Our secret sauce is a unique aggregation of actions, items, and vetted information – including our dynamic directory of triple bottom line businesses, relevant articles, lifestyle tips, and events. Again, I didn’t see this coming, not by a long shot. But we have arrived at what feels like a perfect solution that couldn’t have been an accident because we tried everything we could think of and then looked at what was working and what wasn’t. What we had gotten right the first time was nothing to sneer at; we had a great brand, we had a scalable (ish) data model, we had strong values and a mission people cared about. We knew how to get people’s attention. And we had a lot of relationships with big organizations. What we’ve now realized is that we had the makings of something valuable that just needed to be reframed and added to, tying our data to a tracking and reward system that big organizations could use to further our shared mission.


We had to go through a massive company overhaul to redirect energies into this product and this new model. The good news is it is working! Through our behavior tracking and impact reporting, our customers can share vivid and compelling information about their company cultures’ widespread impact.
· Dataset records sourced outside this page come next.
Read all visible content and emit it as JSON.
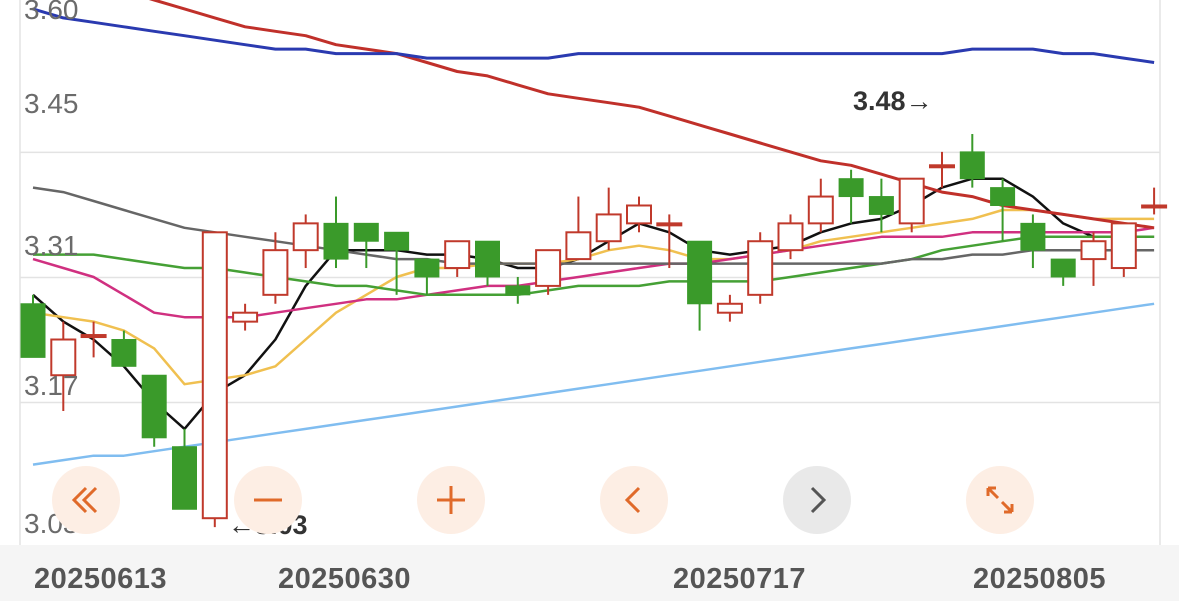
{
  "y_labels": [
    "3.60",
    "3.45",
    "3.31",
    "3.17",
    "3.03"
  ],
  "x_labels": [
    "20250613",
    "20250630",
    "20250717",
    "20250805"
  ],
  "markers": {
    "high": {
      "text": "3.48",
      "arrow": "→"
    },
    "low": {
      "text": "3.03",
      "arrow": "←"
    }
  },
  "controls": [
    {
      "name": "fast-backward",
      "icon": "double-chevron-left-icon"
    },
    {
      "name": "zoom-out",
      "icon": "minus-icon"
    },
    {
      "name": "zoom-in",
      "icon": "plus-icon"
    },
    {
      "name": "step-back",
      "icon": "chevron-left-icon"
    },
    {
      "name": "step-forward",
      "icon": "chevron-right-icon"
    },
    {
      "name": "fullscreen",
      "icon": "expand-icon"
    }
  ],
  "colors": {
    "up": "#c0392b",
    "down": "#3a9a2a",
    "ma5": "#111111",
    "ma10": "#f0c050",
    "ma20": "#d03080",
    "ma30": "#45a035",
    "ma60": "#666666",
    "ma120": "#c0302a",
    "ma250": "#2a3ab0",
    "ma_long": "#80bdf0",
    "accent": "#e06a2a"
  },
  "chart_data": {
    "type": "candlestick",
    "ylim": [
      3.01,
      3.62
    ],
    "grid": true,
    "candles": [
      {
        "o": 3.28,
        "c": 3.22,
        "h": 3.29,
        "l": 3.22
      },
      {
        "o": 3.2,
        "c": 3.24,
        "h": 3.26,
        "l": 3.16
      },
      {
        "o": 3.245,
        "c": 3.245,
        "h": 3.26,
        "l": 3.22
      },
      {
        "o": 3.24,
        "c": 3.21,
        "h": 3.25,
        "l": 3.21
      },
      {
        "o": 3.2,
        "c": 3.13,
        "h": 3.2,
        "l": 3.12
      },
      {
        "o": 3.12,
        "c": 3.05,
        "h": 3.14,
        "l": 3.05
      },
      {
        "o": 3.04,
        "c": 3.36,
        "h": 3.36,
        "l": 3.03
      },
      {
        "o": 3.26,
        "c": 3.27,
        "h": 3.28,
        "l": 3.25
      },
      {
        "o": 3.29,
        "c": 3.34,
        "h": 3.36,
        "l": 3.28
      },
      {
        "o": 3.34,
        "c": 3.37,
        "h": 3.38,
        "l": 3.32
      },
      {
        "o": 3.37,
        "c": 3.33,
        "h": 3.4,
        "l": 3.32
      },
      {
        "o": 3.37,
        "c": 3.35,
        "h": 3.37,
        "l": 3.32
      },
      {
        "o": 3.36,
        "c": 3.34,
        "h": 3.36,
        "l": 3.29
      },
      {
        "o": 3.33,
        "c": 3.31,
        "h": 3.33,
        "l": 3.29
      },
      {
        "o": 3.32,
        "c": 3.35,
        "h": 3.35,
        "l": 3.31
      },
      {
        "o": 3.35,
        "c": 3.31,
        "h": 3.35,
        "l": 3.3
      },
      {
        "o": 3.3,
        "c": 3.29,
        "h": 3.31,
        "l": 3.28
      },
      {
        "o": 3.3,
        "c": 3.34,
        "h": 3.34,
        "l": 3.29
      },
      {
        "o": 3.33,
        "c": 3.36,
        "h": 3.4,
        "l": 3.33
      },
      {
        "o": 3.35,
        "c": 3.38,
        "h": 3.41,
        "l": 3.34
      },
      {
        "o": 3.37,
        "c": 3.39,
        "h": 3.4,
        "l": 3.36
      },
      {
        "o": 3.37,
        "c": 3.37,
        "h": 3.38,
        "l": 3.32
      },
      {
        "o": 3.35,
        "c": 3.28,
        "h": 3.35,
        "l": 3.25
      },
      {
        "o": 3.27,
        "c": 3.28,
        "h": 3.29,
        "l": 3.26
      },
      {
        "o": 3.29,
        "c": 3.35,
        "h": 3.36,
        "l": 3.28
      },
      {
        "o": 3.34,
        "c": 3.37,
        "h": 3.38,
        "l": 3.33
      },
      {
        "o": 3.37,
        "c": 3.4,
        "h": 3.42,
        "l": 3.36
      },
      {
        "o": 3.42,
        "c": 3.4,
        "h": 3.43,
        "l": 3.37
      },
      {
        "o": 3.4,
        "c": 3.38,
        "h": 3.42,
        "l": 3.36
      },
      {
        "o": 3.37,
        "c": 3.42,
        "h": 3.42,
        "l": 3.36
      },
      {
        "o": 3.435,
        "c": 3.435,
        "h": 3.45,
        "l": 3.41
      },
      {
        "o": 3.45,
        "c": 3.42,
        "h": 3.47,
        "l": 3.41
      },
      {
        "o": 3.41,
        "c": 3.39,
        "h": 3.42,
        "l": 3.35
      },
      {
        "o": 3.37,
        "c": 3.34,
        "h": 3.38,
        "l": 3.32
      },
      {
        "o": 3.33,
        "c": 3.31,
        "h": 3.33,
        "l": 3.3
      },
      {
        "o": 3.33,
        "c": 3.35,
        "h": 3.36,
        "l": 3.3
      },
      {
        "o": 3.32,
        "c": 3.37,
        "h": 3.37,
        "l": 3.31
      },
      {
        "o": 3.39,
        "c": 3.39,
        "h": 3.41,
        "l": 3.38
      }
    ],
    "series": [
      {
        "values": [
          3.29,
          3.26,
          3.24,
          3.21,
          3.17,
          3.14,
          3.18,
          3.2,
          3.24,
          3.3,
          3.34,
          3.34,
          3.34,
          3.335,
          3.335,
          3.33,
          3.32,
          3.32,
          3.33,
          3.35,
          3.37,
          3.36,
          3.34,
          3.335,
          3.34,
          3.345,
          3.36,
          3.37,
          3.375,
          3.39,
          3.41,
          3.42,
          3.42,
          3.4,
          3.37,
          3.355,
          3.355,
          3.355
        ]
      },
      {
        "values": [
          3.27,
          3.265,
          3.26,
          3.25,
          3.23,
          3.19,
          3.195,
          3.2,
          3.21,
          3.24,
          3.27,
          3.29,
          3.31,
          3.32,
          3.32,
          3.325,
          3.325,
          3.325,
          3.33,
          3.34,
          3.345,
          3.34,
          3.33,
          3.33,
          3.335,
          3.34,
          3.35,
          3.355,
          3.36,
          3.365,
          3.37,
          3.375,
          3.385,
          3.385,
          3.38,
          3.375,
          3.375,
          3.375
        ]
      },
      {
        "values": [
          3.33,
          3.32,
          3.31,
          3.29,
          3.27,
          3.265,
          3.265,
          3.265,
          3.27,
          3.275,
          3.28,
          3.285,
          3.285,
          3.29,
          3.295,
          3.3,
          3.3,
          3.305,
          3.31,
          3.315,
          3.32,
          3.325,
          3.325,
          3.33,
          3.335,
          3.34,
          3.345,
          3.35,
          3.355,
          3.355,
          3.355,
          3.36,
          3.36,
          3.36,
          3.36,
          3.36,
          3.36,
          3.365
        ]
      },
      {
        "values": [
          3.335,
          3.335,
          3.335,
          3.33,
          3.325,
          3.32,
          3.32,
          3.315,
          3.31,
          3.305,
          3.3,
          3.3,
          3.295,
          3.29,
          3.29,
          3.29,
          3.29,
          3.295,
          3.3,
          3.3,
          3.3,
          3.305,
          3.305,
          3.305,
          3.305,
          3.31,
          3.315,
          3.32,
          3.325,
          3.33,
          3.34,
          3.345,
          3.35,
          3.355,
          3.355,
          3.355,
          3.355,
          3.355
        ]
      },
      {
        "values": [
          3.41,
          3.405,
          3.395,
          3.385,
          3.375,
          3.365,
          3.36,
          3.355,
          3.35,
          3.345,
          3.34,
          3.335,
          3.33,
          3.33,
          3.325,
          3.325,
          3.325,
          3.325,
          3.325,
          3.325,
          3.325,
          3.325,
          3.325,
          3.325,
          3.325,
          3.325,
          3.325,
          3.325,
          3.325,
          3.33,
          3.33,
          3.335,
          3.335,
          3.34,
          3.34,
          3.34,
          3.34,
          3.34
        ]
      },
      {
        "values": [
          3.66,
          3.65,
          3.64,
          3.63,
          3.62,
          3.61,
          3.6,
          3.59,
          3.585,
          3.58,
          3.57,
          3.565,
          3.56,
          3.55,
          3.54,
          3.535,
          3.525,
          3.515,
          3.51,
          3.505,
          3.5,
          3.49,
          3.48,
          3.47,
          3.46,
          3.45,
          3.44,
          3.435,
          3.425,
          3.415,
          3.405,
          3.4,
          3.39,
          3.385,
          3.38,
          3.375,
          3.37,
          3.365
        ]
      },
      {
        "values": [
          3.61,
          3.6,
          3.595,
          3.59,
          3.585,
          3.58,
          3.575,
          3.57,
          3.565,
          3.565,
          3.56,
          3.56,
          3.56,
          3.555,
          3.555,
          3.555,
          3.555,
          3.555,
          3.56,
          3.56,
          3.56,
          3.56,
          3.56,
          3.56,
          3.56,
          3.56,
          3.56,
          3.56,
          3.56,
          3.56,
          3.56,
          3.565,
          3.565,
          3.565,
          3.56,
          3.56,
          3.555,
          3.55
        ]
      },
      {
        "values": [
          3.1,
          3.105,
          3.11,
          3.11,
          3.115,
          3.12,
          3.125,
          3.13,
          3.135,
          3.14,
          3.145,
          3.15,
          3.155,
          3.16,
          3.165,
          3.17,
          3.175,
          3.18,
          3.185,
          3.19,
          3.195,
          3.2,
          3.205,
          3.21,
          3.215,
          3.22,
          3.225,
          3.23,
          3.235,
          3.24,
          3.245,
          3.25,
          3.255,
          3.26,
          3.265,
          3.27,
          3.275,
          3.28
        ]
      }
    ]
  }
}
This corporate buy-in is an essential step towards normalizing, and eventually spreading, sustainable lifestyle choices far and wide. The way we arrive at the goal may change, how you even describe the goal could change, but staying true to the heart of your mission – in my case, making it easier to do the right thing, to make good choices – has stayed the same. And my vision only gets clearer, if not a bit wider. Together, we can lift each other up and make an equitable and sustainable future.


If you know of a corporation, firm, nonprofit, or school that has a passion for sustainability and a desire to share their values with the wider community, I’d love to share our MilkCrate for Communities with them. I can be reached at morgan@mymilkcrate.co. That’s another tip. Never shy away from shameless self promotion. When someone hands you a megaphone, use it.
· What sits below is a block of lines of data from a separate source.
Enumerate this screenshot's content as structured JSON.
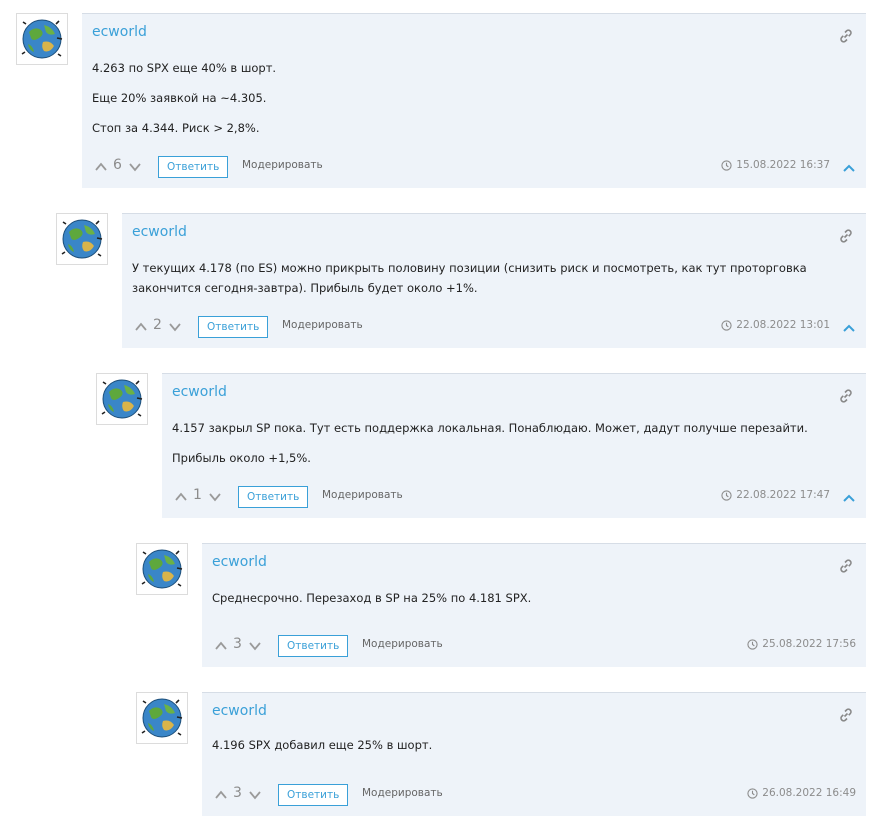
{
  "colors": {
    "accent": "#3aa0d8",
    "card_bg": "#eef3f9",
    "muted": "#8c8c8c"
  },
  "comments": [
    {
      "author": "ecworld",
      "paragraphs": [
        "4.263 по SPX еще 40% в шорт.",
        "Еще 20% заявкой на ~4.305.",
        "Стоп за 4.344. Риск > 2,8%."
      ],
      "votes": "6",
      "reply_label": "Ответить",
      "moderate_label": "Модерировать",
      "date": "15.08.2022 16:37",
      "collapsible": true
    },
    {
      "author": "ecworld",
      "paragraphs": [
        "У текущих 4.178 (по ES) можно прикрыть половину позиции (снизить риск и посмотреть, как тут проторговка закончится сегодня-завтра). Прибыль будет около +1%."
      ],
      "votes": "2",
      "reply_label": "Ответить",
      "moderate_label": "Модерировать",
      "date": "22.08.2022 13:01",
      "collapsible": true
    },
    {
      "author": "ecworld",
      "paragraphs": [
        "4.157 закрыл SP пока. Тут есть поддержка локальная. Понаблюдаю. Может, дадут получше перезайти.",
        "Прибыль около +1,5%."
      ],
      "votes": "1",
      "reply_label": "Ответить",
      "moderate_label": "Модерировать",
      "date": "22.08.2022 17:47",
      "collapsible": true
    },
    {
      "author": "ecworld",
      "paragraphs": [
        "Среднесрочно. Перезаход в SP на 25% по 4.181 SPX."
      ],
      "votes": "3",
      "reply_label": "Ответить",
      "moderate_label": "Модерировать",
      "date": "25.08.2022 17:56",
      "collapsible": false
    },
    {
      "author": "ecworld",
      "paragraphs": [
        "4.196 SPX добавил еще 25% в шорт."
      ],
      "votes": "3",
      "reply_label": "Ответить",
      "moderate_label": "Модерировать",
      "date": "26.08.2022 16:49",
      "collapsible": false
    }
  ]
}
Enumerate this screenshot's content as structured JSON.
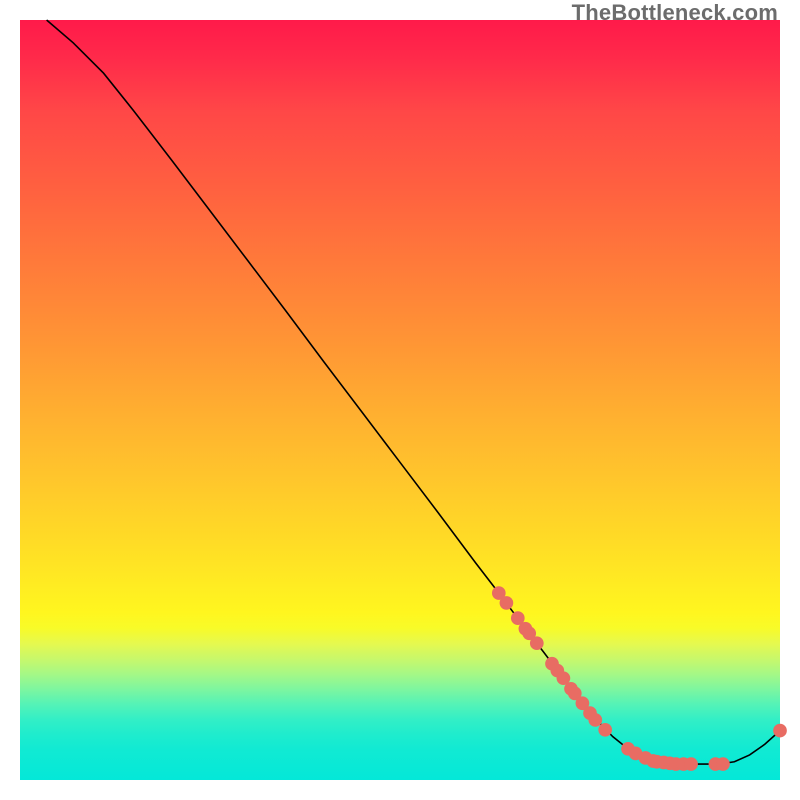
{
  "chart_data": {
    "type": "line",
    "title": "",
    "xlabel": "",
    "ylabel": "",
    "xlim": [
      0,
      100
    ],
    "ylim": [
      0,
      100
    ],
    "watermark": "TheBottleneck.com",
    "curve": [
      {
        "x": 3.5,
        "y": 100.0
      },
      {
        "x": 7.0,
        "y": 97.0
      },
      {
        "x": 11.0,
        "y": 93.0
      },
      {
        "x": 15.0,
        "y": 88.0
      },
      {
        "x": 20.0,
        "y": 81.5
      },
      {
        "x": 25.0,
        "y": 74.9
      },
      {
        "x": 30.0,
        "y": 68.3
      },
      {
        "x": 35.0,
        "y": 61.7
      },
      {
        "x": 40.0,
        "y": 55.0
      },
      {
        "x": 45.0,
        "y": 48.4
      },
      {
        "x": 50.0,
        "y": 41.8
      },
      {
        "x": 55.0,
        "y": 35.2
      },
      {
        "x": 60.0,
        "y": 28.5
      },
      {
        "x": 63.0,
        "y": 24.6
      },
      {
        "x": 66.0,
        "y": 20.6
      },
      {
        "x": 69.0,
        "y": 16.7
      },
      {
        "x": 72.0,
        "y": 12.7
      },
      {
        "x": 75.0,
        "y": 8.8
      },
      {
        "x": 78.0,
        "y": 5.7
      },
      {
        "x": 80.0,
        "y": 4.1
      },
      {
        "x": 82.0,
        "y": 3.0
      },
      {
        "x": 84.0,
        "y": 2.4
      },
      {
        "x": 86.0,
        "y": 2.1
      },
      {
        "x": 88.0,
        "y": 2.1
      },
      {
        "x": 90.0,
        "y": 2.1
      },
      {
        "x": 92.0,
        "y": 2.1
      },
      {
        "x": 94.0,
        "y": 2.4
      },
      {
        "x": 96.0,
        "y": 3.3
      },
      {
        "x": 98.0,
        "y": 4.7
      },
      {
        "x": 100.0,
        "y": 6.5
      }
    ],
    "points": [
      {
        "x": 63.0,
        "y": 24.6
      },
      {
        "x": 64.0,
        "y": 23.3
      },
      {
        "x": 65.5,
        "y": 21.3
      },
      {
        "x": 66.5,
        "y": 19.9
      },
      {
        "x": 67.0,
        "y": 19.3
      },
      {
        "x": 68.0,
        "y": 18.0
      },
      {
        "x": 70.0,
        "y": 15.3
      },
      {
        "x": 70.7,
        "y": 14.4
      },
      {
        "x": 71.5,
        "y": 13.4
      },
      {
        "x": 72.5,
        "y": 12.0
      },
      {
        "x": 73.0,
        "y": 11.4
      },
      {
        "x": 74.0,
        "y": 10.1
      },
      {
        "x": 75.0,
        "y": 8.8
      },
      {
        "x": 75.7,
        "y": 7.9
      },
      {
        "x": 77.0,
        "y": 6.6
      },
      {
        "x": 80.0,
        "y": 4.1
      },
      {
        "x": 81.0,
        "y": 3.5
      },
      {
        "x": 82.3,
        "y": 2.9
      },
      {
        "x": 83.3,
        "y": 2.5
      },
      {
        "x": 83.8,
        "y": 2.4
      },
      {
        "x": 84.7,
        "y": 2.3
      },
      {
        "x": 85.5,
        "y": 2.2
      },
      {
        "x": 86.3,
        "y": 2.1
      },
      {
        "x": 87.3,
        "y": 2.1
      },
      {
        "x": 88.3,
        "y": 2.1
      },
      {
        "x": 91.5,
        "y": 2.1
      },
      {
        "x": 92.5,
        "y": 2.1
      },
      {
        "x": 100.0,
        "y": 6.5
      }
    ],
    "colors": {
      "point": "#e86c63",
      "curve": "#000000"
    }
  }
}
Finally, I just want to leave you with three things I came up with the other day during an interview. The reporter asked me, “What is your advice to other young entrepreneurs out there?” I know I’ve sprinkled a few things in here already about using what’s around you, building buzz, being self critical, and finding your angels. And while I’m sure I could spend hours compiling a very long list of missteps and lucky right steps, the things that came right to mind in that moment I think were there for a reason.
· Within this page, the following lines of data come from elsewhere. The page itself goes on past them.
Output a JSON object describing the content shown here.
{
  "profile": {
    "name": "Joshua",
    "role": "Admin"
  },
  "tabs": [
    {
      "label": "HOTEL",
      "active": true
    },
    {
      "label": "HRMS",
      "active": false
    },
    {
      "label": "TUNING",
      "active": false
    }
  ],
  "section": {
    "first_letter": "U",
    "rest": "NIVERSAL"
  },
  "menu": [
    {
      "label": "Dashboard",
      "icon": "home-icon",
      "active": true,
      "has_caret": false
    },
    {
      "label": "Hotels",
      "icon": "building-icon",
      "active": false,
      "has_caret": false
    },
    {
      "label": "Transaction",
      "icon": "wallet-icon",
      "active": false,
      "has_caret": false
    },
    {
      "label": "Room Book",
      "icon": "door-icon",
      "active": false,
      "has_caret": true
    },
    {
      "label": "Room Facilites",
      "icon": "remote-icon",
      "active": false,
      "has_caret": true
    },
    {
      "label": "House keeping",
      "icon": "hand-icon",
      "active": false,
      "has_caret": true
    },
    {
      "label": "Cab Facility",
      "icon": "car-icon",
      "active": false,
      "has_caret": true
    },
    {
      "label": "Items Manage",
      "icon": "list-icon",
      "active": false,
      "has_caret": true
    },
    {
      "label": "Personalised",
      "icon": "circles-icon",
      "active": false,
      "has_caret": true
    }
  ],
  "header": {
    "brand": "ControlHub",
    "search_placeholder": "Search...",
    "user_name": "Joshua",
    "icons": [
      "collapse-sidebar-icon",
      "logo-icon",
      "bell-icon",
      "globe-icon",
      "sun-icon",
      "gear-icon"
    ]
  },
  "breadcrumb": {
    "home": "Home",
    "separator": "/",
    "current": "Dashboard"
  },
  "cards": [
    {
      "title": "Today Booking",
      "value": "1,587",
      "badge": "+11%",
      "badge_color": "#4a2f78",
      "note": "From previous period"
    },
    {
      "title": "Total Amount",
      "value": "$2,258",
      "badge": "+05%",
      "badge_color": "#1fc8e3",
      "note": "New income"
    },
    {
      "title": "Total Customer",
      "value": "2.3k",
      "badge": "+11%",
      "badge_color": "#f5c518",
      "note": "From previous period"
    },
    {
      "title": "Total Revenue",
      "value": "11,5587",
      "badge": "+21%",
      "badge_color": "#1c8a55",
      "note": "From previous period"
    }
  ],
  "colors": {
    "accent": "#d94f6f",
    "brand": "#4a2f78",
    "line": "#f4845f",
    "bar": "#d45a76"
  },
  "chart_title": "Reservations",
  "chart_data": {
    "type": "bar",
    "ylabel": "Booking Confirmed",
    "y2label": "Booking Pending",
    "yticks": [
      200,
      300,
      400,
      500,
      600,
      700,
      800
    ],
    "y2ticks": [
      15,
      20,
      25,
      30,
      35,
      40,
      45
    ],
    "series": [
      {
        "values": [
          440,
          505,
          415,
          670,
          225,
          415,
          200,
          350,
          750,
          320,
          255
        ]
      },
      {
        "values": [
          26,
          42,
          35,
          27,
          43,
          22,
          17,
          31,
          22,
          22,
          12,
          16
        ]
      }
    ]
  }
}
So here it is. #1 is be coachable. The first investor I built a relationship with called me this, and it is one of the greatest professional compliments I think you can receive. Being coachable is being humble enough to know you don’t know everything and a willingness to learn from others. This happens to tie directly in with number 2.


If you are coachable, you might be lucky enough to attract a team willing to follow you into what can at times feel like the bowels of hell. The most honest and rewarding thing you can do to thank them is to let go. What I mean is to realize that as much as this thing – whatever it is, your company, your idea, your app – while it is your baby, it is also theirs, and while this might mix my parental/familial metaphor here, you are the parent and they are the child who has grown up into an adult. And to honor that you have to let them take ownership for their piece of what you’ve built together. So number 2 is that being a good CEO is like being a good parent: you have to step aside and let go.


Finally, but most importantly, keep that picture in your head, the one where you picture what the world could be like if you worked hard enough and things come together the way you hope. It’s the only way it will ever happen. Hold on to that. Don’t forget to check psychic network.